On a day the rupee posted its biggest fall in 18 years against the US dollar, Finance Minister P. Chidambaram appealed for ‘patience’, saying that the currency was ‘under-valued’.

The rupee plunged to 66.30 before closing at 66.24 against the dollar. At the same time, the BSE Sensex shed nearly 600 points while the NSE Nifty lost nearly 190 points.

There were various reasons for the rupee and equity market slump, such as geo-political tension building up in Syria, and the fear that the Food Security Bill would further inflate the fiscal deficit. Chidambaram, however, claimed that the fiscal deficit would be contained to 4.8 per cent, as projected in the Budget.

Talking to the media on the rupee during the early hours of trading, the Finance Minister said, “I think we simply have to be patient and firm and do whatever is required to be done and the rupee would find its appropriate level. The rupee has overshot and is under-valued.”

He was addressing a press conference on the decisions of the Cabinet Committee on Investment.
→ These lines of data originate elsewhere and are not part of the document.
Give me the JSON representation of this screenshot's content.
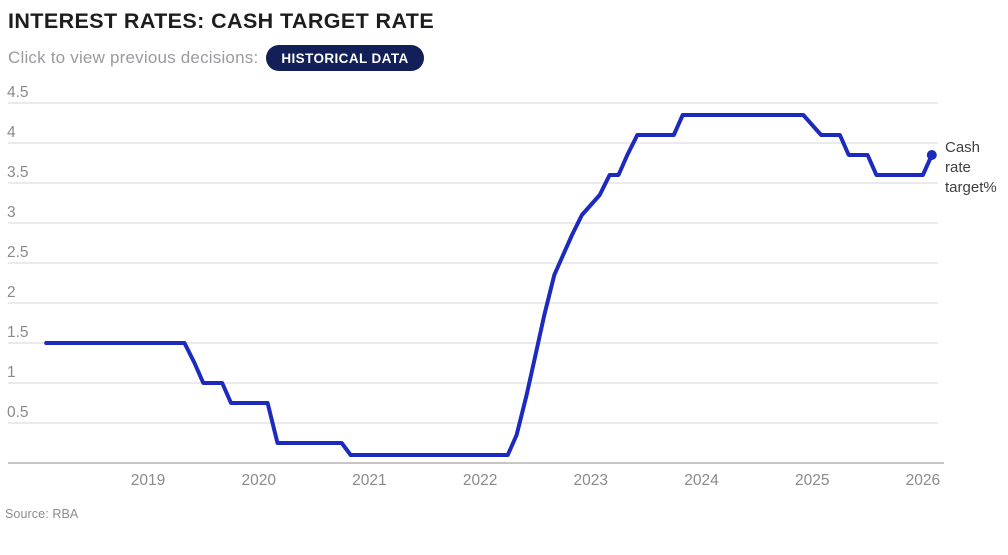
{
  "header": {
    "title": "INTEREST RATES: CASH TARGET RATE",
    "subtitle": "Click to view previous decisions:",
    "button_label": "HISTORICAL DATA"
  },
  "chart_data": {
    "type": "line",
    "title": "INTEREST RATES: CASH TARGET RATE",
    "xlabel": "",
    "ylabel": "",
    "ylim": [
      0,
      4.5
    ],
    "grid": true,
    "legend_position": "right-end-of-line",
    "x_ticks": [
      2019,
      2020,
      2021,
      2022,
      2023,
      2024,
      2025,
      2026
    ],
    "y_ticks": [
      0.5,
      1,
      1.5,
      2,
      2.5,
      3,
      3.5,
      4,
      4.5
    ],
    "series": [
      {
        "name": "Cash rate target%",
        "end_label": "Cash\nrate\ntarget%",
        "points": [
          [
            2018.08,
            1.5
          ],
          [
            2019.33,
            1.5
          ],
          [
            2019.42,
            1.25
          ],
          [
            2019.5,
            1.0
          ],
          [
            2019.67,
            1.0
          ],
          [
            2019.75,
            0.75
          ],
          [
            2020.08,
            0.75
          ],
          [
            2020.17,
            0.25
          ],
          [
            2020.75,
            0.25
          ],
          [
            2020.83,
            0.1
          ],
          [
            2022.25,
            0.1
          ],
          [
            2022.33,
            0.35
          ],
          [
            2022.42,
            0.85
          ],
          [
            2022.5,
            1.35
          ],
          [
            2022.58,
            1.85
          ],
          [
            2022.67,
            2.35
          ],
          [
            2022.75,
            2.6
          ],
          [
            2022.83,
            2.85
          ],
          [
            2022.92,
            3.1
          ],
          [
            2023.08,
            3.35
          ],
          [
            2023.17,
            3.6
          ],
          [
            2023.25,
            3.6
          ],
          [
            2023.33,
            3.85
          ],
          [
            2023.42,
            4.1
          ],
          [
            2023.75,
            4.1
          ],
          [
            2023.83,
            4.35
          ],
          [
            2024.92,
            4.35
          ],
          [
            2025.08,
            4.1
          ],
          [
            2025.25,
            4.1
          ],
          [
            2025.33,
            3.85
          ],
          [
            2025.5,
            3.85
          ],
          [
            2025.58,
            3.6
          ],
          [
            2026.0,
            3.6
          ],
          [
            2026.08,
            3.85
          ]
        ]
      }
    ],
    "colors": {
      "line": "#1c2bbd",
      "gridline": "#e4e4e4",
      "axis_line": "#b4b4b4",
      "tick_label": "#8a8a8a",
      "end_label_text": "#3f3f3f"
    }
  },
  "source": "Source: RBA"
}
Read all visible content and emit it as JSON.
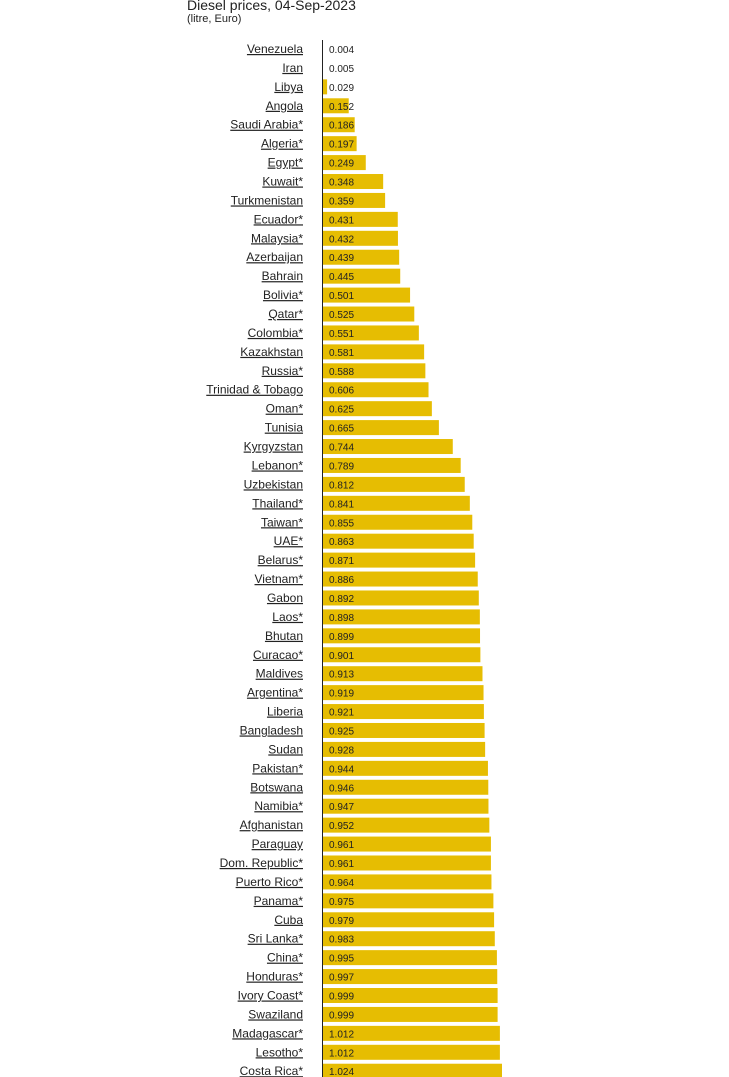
{
  "chart_data": {
    "type": "bar",
    "orientation": "horizontal",
    "title": "Diesel prices, 04-Sep-2023",
    "subtitle": "(litre, Euro)",
    "bar_color": "#e6bd02",
    "categories": [
      "Venezuela",
      "Iran",
      "Libya",
      "Angola",
      "Saudi Arabia*",
      "Algeria*",
      "Egypt*",
      "Kuwait*",
      "Turkmenistan",
      "Ecuador*",
      "Malaysia*",
      "Azerbaijan",
      "Bahrain",
      "Bolivia*",
      "Qatar*",
      "Colombia*",
      "Kazakhstan",
      "Russia*",
      "Trinidad & Tobago",
      "Oman*",
      "Tunisia",
      "Kyrgyzstan",
      "Lebanon*",
      "Uzbekistan",
      "Thailand*",
      "Taiwan*",
      "UAE*",
      "Belarus*",
      "Vietnam*",
      "Gabon",
      "Laos*",
      "Bhutan",
      "Curacao*",
      "Maldives",
      "Argentina*",
      "Liberia",
      "Bangladesh",
      "Sudan",
      "Pakistan*",
      "Botswana",
      "Namibia*",
      "Afghanistan",
      "Paraguay",
      "Dom. Republic*",
      "Puerto Rico*",
      "Panama*",
      "Cuba",
      "Sri Lanka*",
      "China*",
      "Honduras*",
      "Ivory Coast*",
      "Swaziland",
      "Madagascar*",
      "Lesotho*",
      "Costa Rica*"
    ],
    "values": [
      0.004,
      0.005,
      0.029,
      0.152,
      0.186,
      0.197,
      0.249,
      0.348,
      0.359,
      0.431,
      0.432,
      0.439,
      0.445,
      0.501,
      0.525,
      0.551,
      0.581,
      0.588,
      0.606,
      0.625,
      0.665,
      0.744,
      0.789,
      0.812,
      0.841,
      0.855,
      0.863,
      0.871,
      0.886,
      0.892,
      0.898,
      0.899,
      0.901,
      0.913,
      0.919,
      0.921,
      0.925,
      0.928,
      0.944,
      0.946,
      0.947,
      0.952,
      0.961,
      0.961,
      0.964,
      0.975,
      0.979,
      0.983,
      0.995,
      0.997,
      0.999,
      0.999,
      1.012,
      1.012,
      1.024
    ],
    "value_labels": [
      "0.004",
      "0.005",
      "0.029",
      "0.152",
      "0.186",
      "0.197",
      "0.249",
      "0.348",
      "0.359",
      "0.431",
      "0.432",
      "0.439",
      "0.445",
      "0.501",
      "0.525",
      "0.551",
      "0.581",
      "0.588",
      "0.606",
      "0.625",
      "0.665",
      "0.744",
      "0.789",
      "0.812",
      "0.841",
      "0.855",
      "0.863",
      "0.871",
      "0.886",
      "0.892",
      "0.898",
      "0.899",
      "0.901",
      "0.913",
      "0.919",
      "0.921",
      "0.925",
      "0.928",
      "0.944",
      "0.946",
      "0.947",
      "0.952",
      "0.961",
      "0.961",
      "0.964",
      "0.975",
      "0.979",
      "0.983",
      "0.995",
      "0.997",
      "0.999",
      "0.999",
      "1.012",
      "1.012",
      "1.024"
    ],
    "xlim": [
      0,
      1.024
    ],
    "grid": false,
    "legend": "none"
  }
}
The Minister said every emerging market was challenged today and India was not untouched. The impact was being felt at both the equity and currency markets, he added.

Fiscal deficit

The rupee, which has been on a continuous slide, has lost over 17 per cent this year. With its devaluation, there is fear the oil import bill will rise and so will the subsidy. This, along with Food Security Bill passed by the Lok Sabha on Monday, is making the fiscal deficit target of 4.8 per cent look vulnerable.

The total food subsidy budgeted in the current fiscal is Rs 90,000 crore, of which Rs 10,000 crore is for implementing the Food Bill.

However, Chidambaram claimed that the fiscal deficit would be contained at 4.8 per cent of gross domestic product even after doling out subsidies under the food security programme.

“The fiscal deficit of 4.8 per cent of GDP and the absolute number indicated in the Budget is a red line and the red line will not be breached,” he said while assuring that enough money had been provided by the Government for the cost of the food security programme for the remainder of this fiscal.

“As the roll-out takes place in States, money will be provided. We think that after providing for the Food Bill, we will still remain in the limit we have set for ourselves in the Budget papers,” he added.

Industry worries

Meanwhile, industry chambers also expressed concern.

“Such a large outlay at this point in time would definitely have a negative impact on the fiscal deficit. This needs to be managed. The larger concern is regarding the effective implementation of such a high-profile and critical social agenda of the Government,” CII President Kris Gopalakrishnan, said.